Investment in exports can create 150,000 jobs

A study released on Thursday by National Bank of Greece’s Strategic and Financial Analysis Department shows that an increase in corporate investment in the export sector of up to 14 percent of the country’s gross domestic product would after three years see GDP increase 3.3 percent and create 150,000 jobs.

However, for such a projection to be realized, confidence in the country’s prospects will have to be restored and consolidated and the necessary changes for the creation of an attractive investment environment be implemented for the Greek export standard to become sustainable in the long run.

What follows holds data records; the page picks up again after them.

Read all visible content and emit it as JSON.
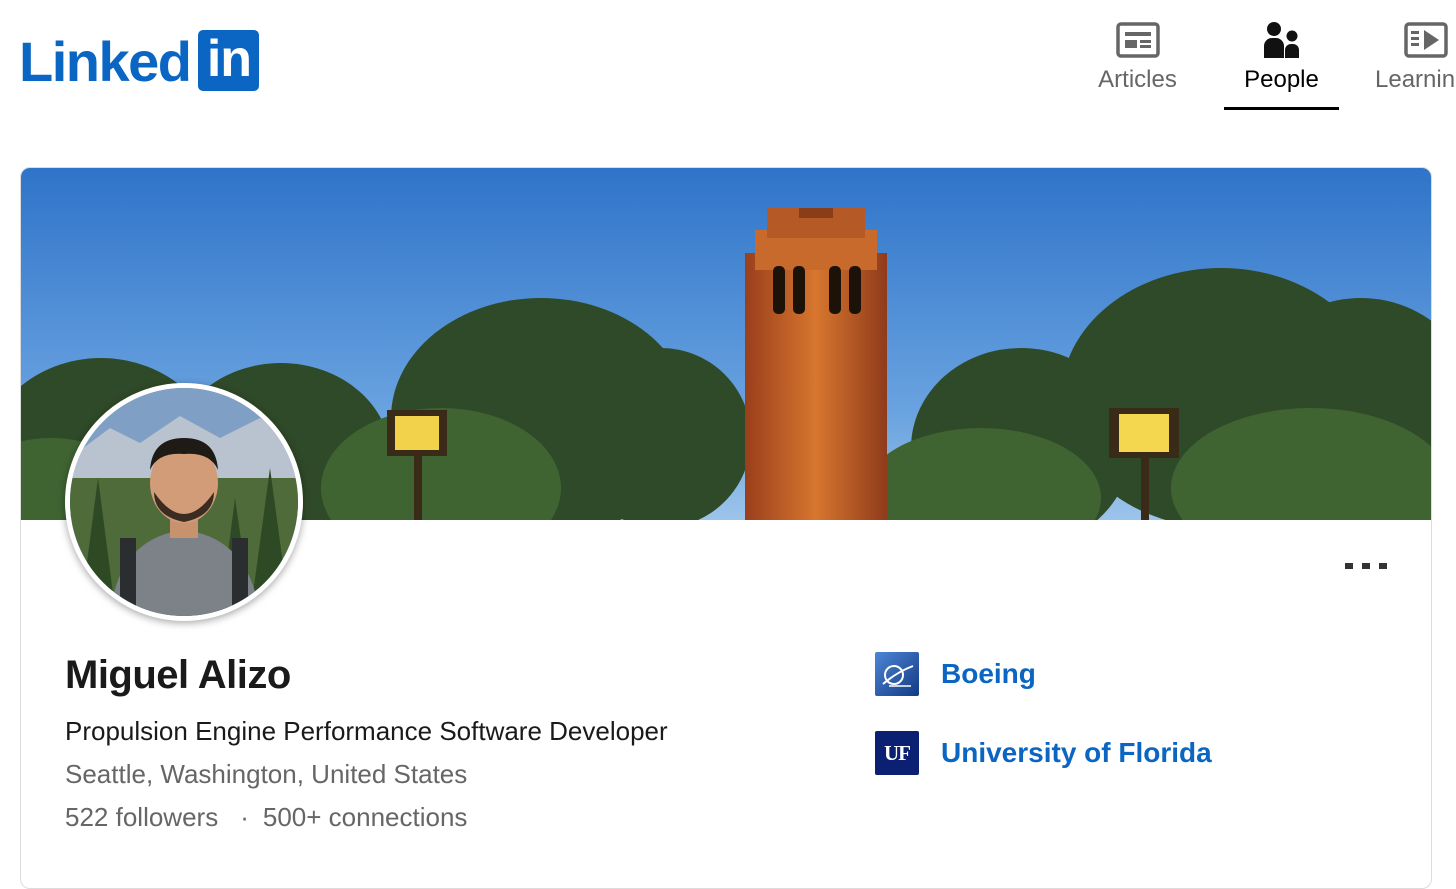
{
  "brand": {
    "logo_text": "Linked",
    "logo_box": "in",
    "color": "#0a66c2"
  },
  "nav": {
    "items": [
      {
        "label": "Articles",
        "icon": "articles-icon",
        "active": false
      },
      {
        "label": "People",
        "icon": "people-icon",
        "active": true
      },
      {
        "label": "Learnin",
        "icon": "learning-icon",
        "active": false
      }
    ]
  },
  "profile": {
    "name": "Miguel Alizo",
    "headline": "Propulsion Engine Performance Software Developer",
    "location": "Seattle, Washington, United States",
    "followers": "522 followers",
    "separator": "·",
    "connections": "500+ connections",
    "more_icon": "more-options-icon"
  },
  "organizations": [
    {
      "name": "Boeing",
      "logo": "boeing-logo",
      "logo_bg": "#1d4fa3"
    },
    {
      "name": "University of Florida",
      "logo": "uf-logo",
      "logo_text": "UF",
      "logo_bg": "#0b1f73"
    }
  ],
  "colors": {
    "link_blue": "#0a66c2",
    "muted_text": "#666666",
    "sky": "#3f86d6"
  }
}
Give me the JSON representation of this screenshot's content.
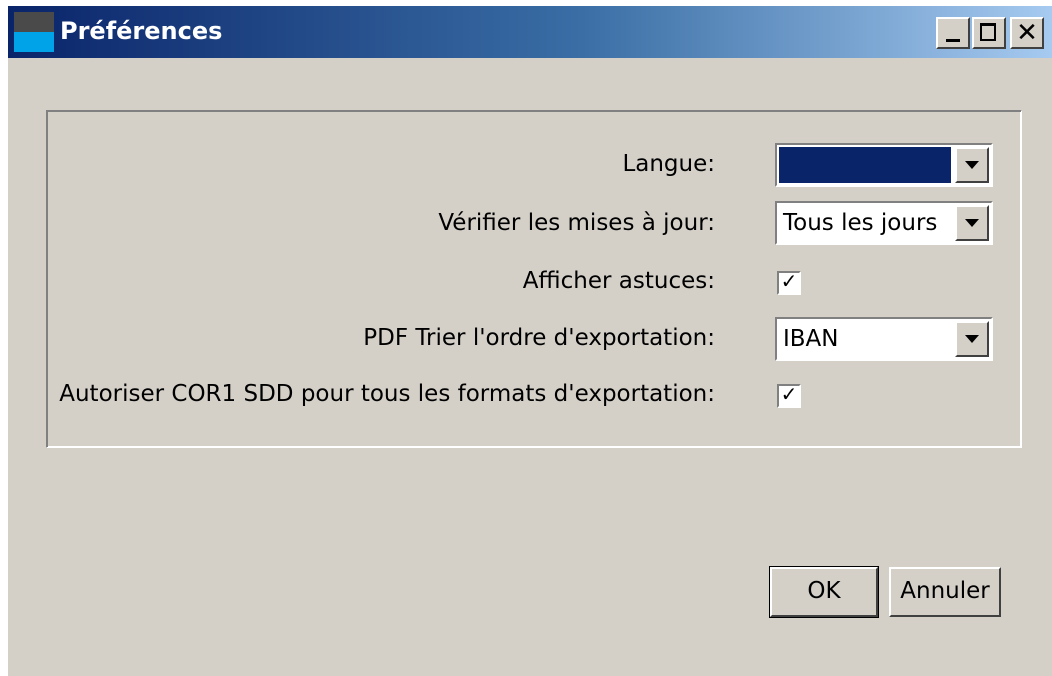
{
  "window": {
    "title": "Préférences",
    "close_glyph": "✕"
  },
  "form": {
    "language": {
      "label": "Langue:",
      "value": ""
    },
    "updates": {
      "label": "Vérifier les mises à jour:",
      "value": "Tous les jours"
    },
    "tips": {
      "label": "Afficher astuces:",
      "checked": true,
      "mark": "✓"
    },
    "pdf_sort": {
      "label": "PDF Trier l'ordre d'exportation:",
      "value": "IBAN"
    },
    "cor1": {
      "label": "Autoriser COR1 SDD pour tous les formats d'exportation:",
      "checked": true,
      "mark": "✓"
    }
  },
  "buttons": {
    "ok": "OK",
    "cancel": "Annuler"
  },
  "colors": {
    "selection": "#0a246a",
    "face": "#d4d0c8"
  }
}
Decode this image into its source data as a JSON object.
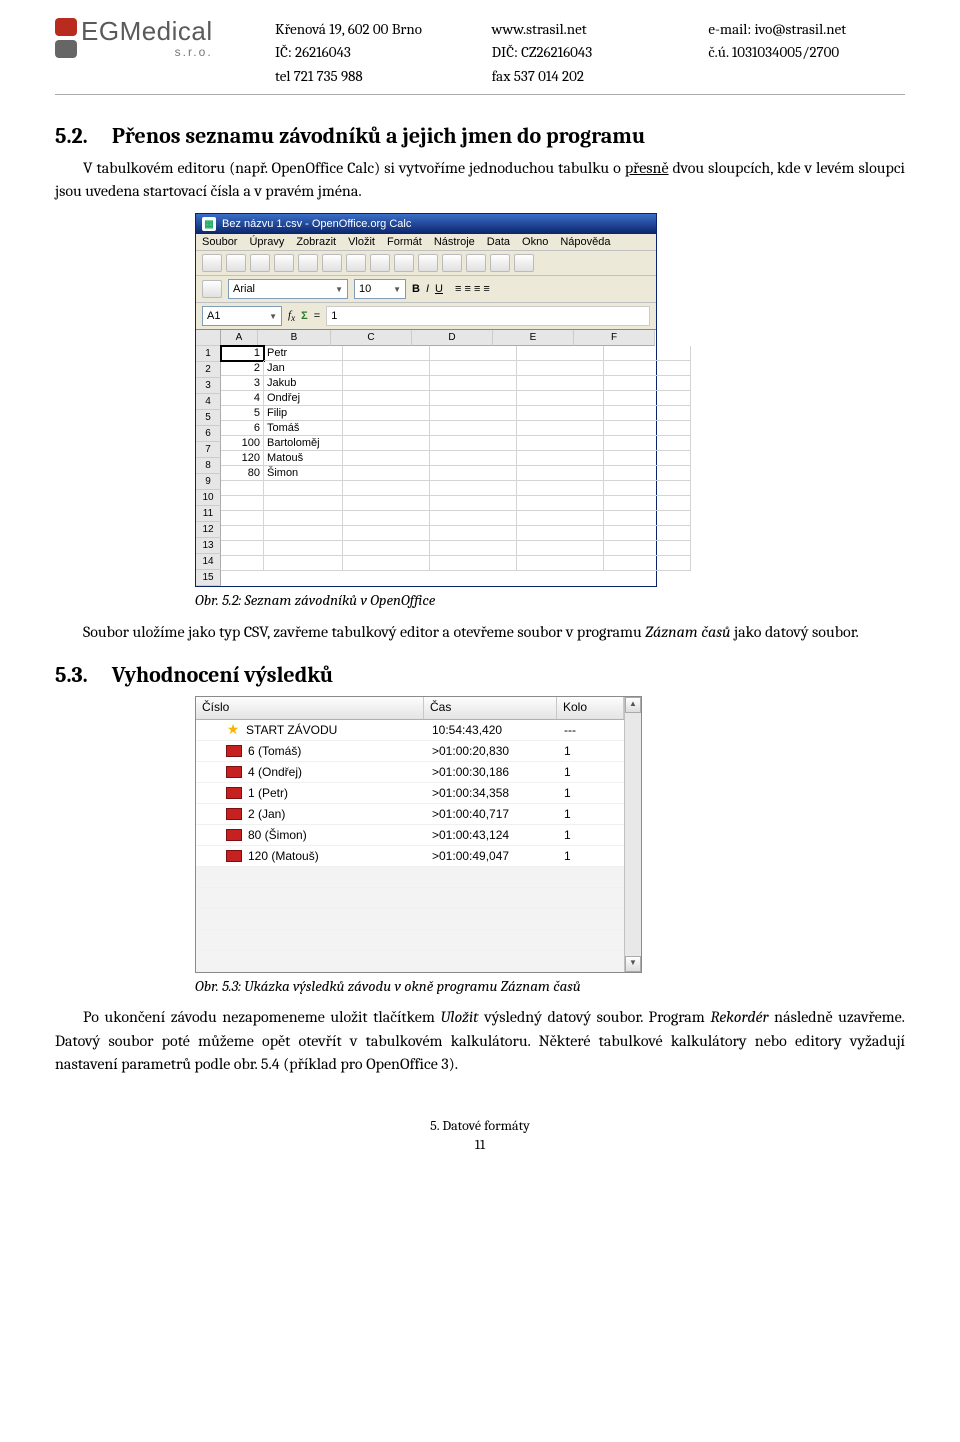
{
  "header": {
    "logo_main": "EGMedical",
    "logo_sub": "s.r.o.",
    "col1": [
      "Křenová 19, 602 00 Brno",
      "IČ: 26216043",
      "tel 721 735 988"
    ],
    "col2": [
      "www.strasil.net",
      "DIČ: CZ26216043",
      "fax 537 014 202"
    ],
    "col3": [
      "e-mail: ivo@strasil.net",
      "č.ú. 1031034005/2700"
    ]
  },
  "s52": {
    "num": "5.2.",
    "title": "Přenos seznamu závodníků a jejich jmen do programu",
    "p1a": "V tabulkovém editoru (např. OpenOffice Calc) si vytvoříme jednoduchou tabulku o ",
    "p1u": "přesně",
    "p1b": " dvou sloupcích, kde v levém sloupci jsou uvedena startovací čísla a v pravém jména."
  },
  "oo": {
    "title": "Bez názvu 1.csv - OpenOffice.org Calc",
    "menu": [
      "Soubor",
      "Úpravy",
      "Zobrazit",
      "Vložit",
      "Formát",
      "Nástroje",
      "Data",
      "Okno",
      "Nápověda"
    ],
    "font": "Arial",
    "size": "10",
    "cellref": "A1",
    "cellval": "1",
    "cols": [
      "A",
      "B",
      "C",
      "D",
      "E",
      "F"
    ],
    "rows": [
      {
        "n": "1",
        "a": "1",
        "b": "Petr"
      },
      {
        "n": "2",
        "a": "2",
        "b": "Jan"
      },
      {
        "n": "3",
        "a": "3",
        "b": "Jakub"
      },
      {
        "n": "4",
        "a": "4",
        "b": "Ondřej"
      },
      {
        "n": "5",
        "a": "5",
        "b": "Filip"
      },
      {
        "n": "6",
        "a": "6",
        "b": "Tomáš"
      },
      {
        "n": "7",
        "a": "100",
        "b": "Bartoloměj"
      },
      {
        "n": "8",
        "a": "120",
        "b": "Matouš"
      },
      {
        "n": "9",
        "a": "80",
        "b": "Šimon"
      },
      {
        "n": "10",
        "a": "",
        "b": ""
      },
      {
        "n": "11",
        "a": "",
        "b": ""
      },
      {
        "n": "12",
        "a": "",
        "b": ""
      },
      {
        "n": "13",
        "a": "",
        "b": ""
      },
      {
        "n": "14",
        "a": "",
        "b": ""
      },
      {
        "n": "15",
        "a": "",
        "b": ""
      }
    ]
  },
  "caption1": "Obr. 5.2: Seznam závodníků v OpenOffice",
  "p_mid_a": "Soubor uložíme jako typ CSV, zavřeme tabulkový editor a otevřeme soubor v programu ",
  "p_mid_i": "Záznam časů",
  "p_mid_b": " jako datový soubor.",
  "s53": {
    "num": "5.3.",
    "title": "Vyhodnocení výsledků"
  },
  "res": {
    "headers": [
      "Číslo",
      "Čas",
      "Kolo"
    ],
    "rows": [
      {
        "icon": "star",
        "label": "START ZÁVODU",
        "time": "10:54:43,420",
        "round": "---"
      },
      {
        "icon": "flag",
        "label": "6 (Tomáš)",
        "time": ">01:00:20,830",
        "round": "1"
      },
      {
        "icon": "flag",
        "label": "4 (Ondřej)",
        "time": ">01:00:30,186",
        "round": "1"
      },
      {
        "icon": "flag",
        "label": "1 (Petr)",
        "time": ">01:00:34,358",
        "round": "1"
      },
      {
        "icon": "flag",
        "label": "2 (Jan)",
        "time": ">01:00:40,717",
        "round": "1"
      },
      {
        "icon": "flag",
        "label": "80 (Šimon)",
        "time": ">01:00:43,124",
        "round": "1"
      },
      {
        "icon": "flag",
        "label": "120 (Matouš)",
        "time": ">01:00:49,047",
        "round": "1"
      }
    ],
    "empty_rows": 5
  },
  "caption2": "Obr. 5.3: Ukázka výsledků závodu v okně programu Záznam časů",
  "p_end_a": "Po ukončení závodu nezapomeneme uložit tlačítkem ",
  "p_end_i1": "Uložit",
  "p_end_b": " výsledný datový soubor. Program ",
  "p_end_i2": "Rekordér",
  "p_end_c": " následně uzavřeme. Datový soubor poté můžeme opět otevřít v tabulkovém kalkulátoru. Některé tabulkové kalkulátory nebo editory vyžadují nastavení parametrů podle obr. 5.4 (příklad pro OpenOffice 3).",
  "footer": {
    "section": "5. Datové formáty",
    "page": "11"
  }
}
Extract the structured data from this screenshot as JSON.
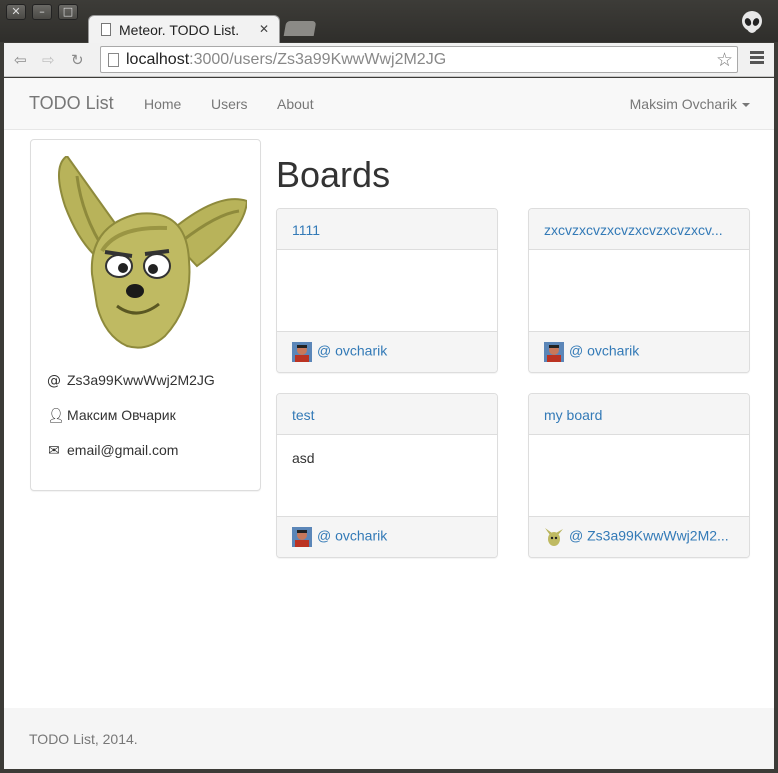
{
  "browser": {
    "tab_title": "Meteor. TODO List.",
    "url_host": "localhost",
    "url_rest": ":3000/users/Zs3a99KwwWwj2M2JG"
  },
  "navbar": {
    "brand": "TODO List",
    "links": [
      "Home",
      "Users",
      "About"
    ],
    "user": "Maksim Ovcharik"
  },
  "profile": {
    "username": "Zs3a99KwwWwj2M2JG",
    "fullname": "Максим Овчарик",
    "email": "email@gmail.com"
  },
  "boards_heading": "Boards",
  "boards": [
    {
      "title": "1111",
      "body": "",
      "owner": "@ ovcharik"
    },
    {
      "title": "zxcvzxcvzxcvzxcvzxcvzxcv...",
      "body": "",
      "owner": "@ ovcharik"
    },
    {
      "title": "test",
      "body": "asd",
      "owner": "@ ovcharik"
    },
    {
      "title": "my board",
      "body": "",
      "owner": "@ Zs3a99KwwWwj2M2..."
    }
  ],
  "footer": "TODO List, 2014.",
  "colors": {
    "link": "#337ab7",
    "navbar_bg": "#f8f8f8",
    "panel_bg": "#f5f5f5"
  }
}
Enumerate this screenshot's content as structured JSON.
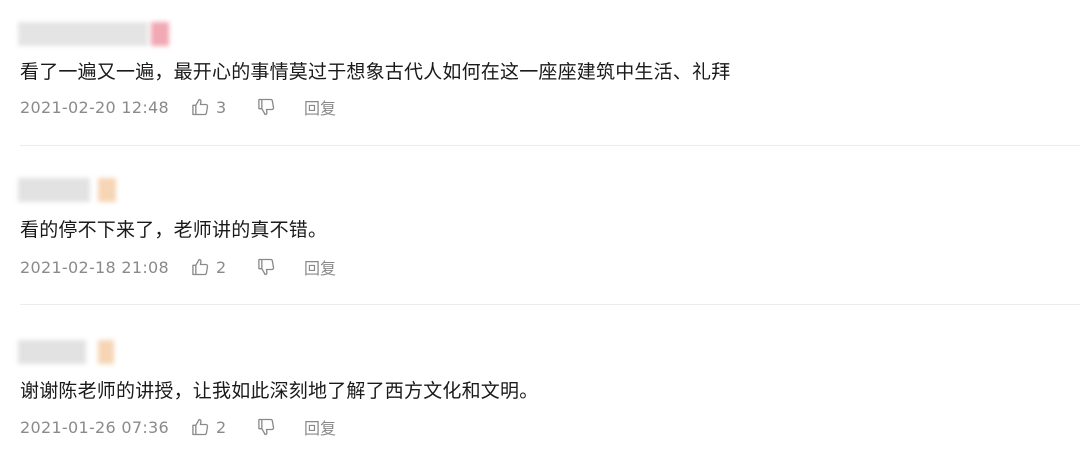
{
  "comments": [
    {
      "text": "看了一遍又一遍，最开心的事情莫过于想象古代人如何在这一座座建筑中生活、礼拜",
      "time": "2021-02-20 12:48",
      "likes": "3",
      "reply_label": "回复"
    },
    {
      "text": "看的停不下来了，老师讲的真不错。",
      "time": "2021-02-18 21:08",
      "likes": "2",
      "reply_label": "回复"
    },
    {
      "text": "谢谢陈老师的讲授，让我如此深刻地了解了西方文化和文明。",
      "time": "2021-01-26 07:36",
      "likes": "2",
      "reply_label": "回复"
    }
  ],
  "icons": {
    "like": "thumbs-up-icon",
    "dislike": "thumbs-down-icon"
  },
  "colors": {
    "text": "#1a1a1a",
    "meta": "#8a8a8a",
    "divider": "#ececec"
  }
}
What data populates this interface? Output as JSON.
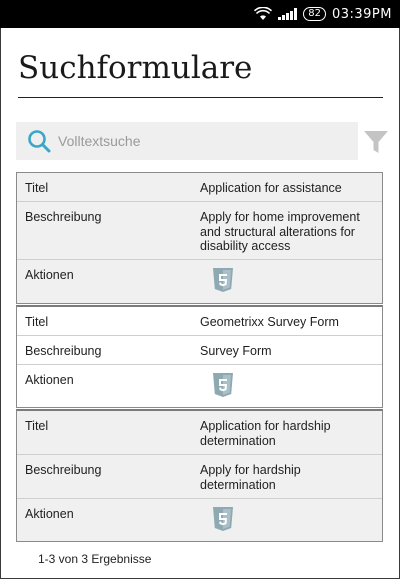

According to the report, if that could be achieved, then it is expected that the country’s private sector could draw external funding of 20 billion euros by 2016, which could result in the aforementioned scenario. The study also foresees investors withdrawing from noncompetitive sectors of the economy and reinvesting in more competitive areas.

The report serves to dispel the myth of a rapid increase in exports and their key contribution in the reduction of the current account deficit. In the period from 2009 to 2012, two-thirds of the drop in the deficit was owed to to a drastic reduction in spending on imports, while it was only about one-third of the reduction that could be put down to the increase in exports and the decrease in public debt interest payments to foreign countries.

The National Bank study estimates that the value of imports substituted by domestic production amounted to 1.5 percent of GDP in 2012 and mostly concerned the sectors of food, drinks and homewares. Total expenditure on durable consumer goods, luxury items and investment commodities went down to 5.1 percent of GDP from about 10 percent in 2008.

The current account deficit came down from 9.9 percent of GDP in 2011 to 3.4 percent in 2012, while data for the first five months of this year point to the halving of the deficit recorded in the same period in 2012. The study concludes that the target for a zero deficit for 2013 appears realistic.

The basic scenario for the exports rebound combined with the economy’s return to growth at a rate of 2.5 to 3 percent in the next few years provides for an increase in trade exports to 14.4 percent of GDP by 2016, while all exports (goods and services) are expected to reach 31 percent of GDP.

The study estimates that the recovery of tourism this year, provided that the competitive pricing policy continues, could take tourism receipts up to 5.6 percent of GDP by 2016.

A gradual rise in chartering rates could see net shipping revenues rise to 4.8 percent of GDP by 2016.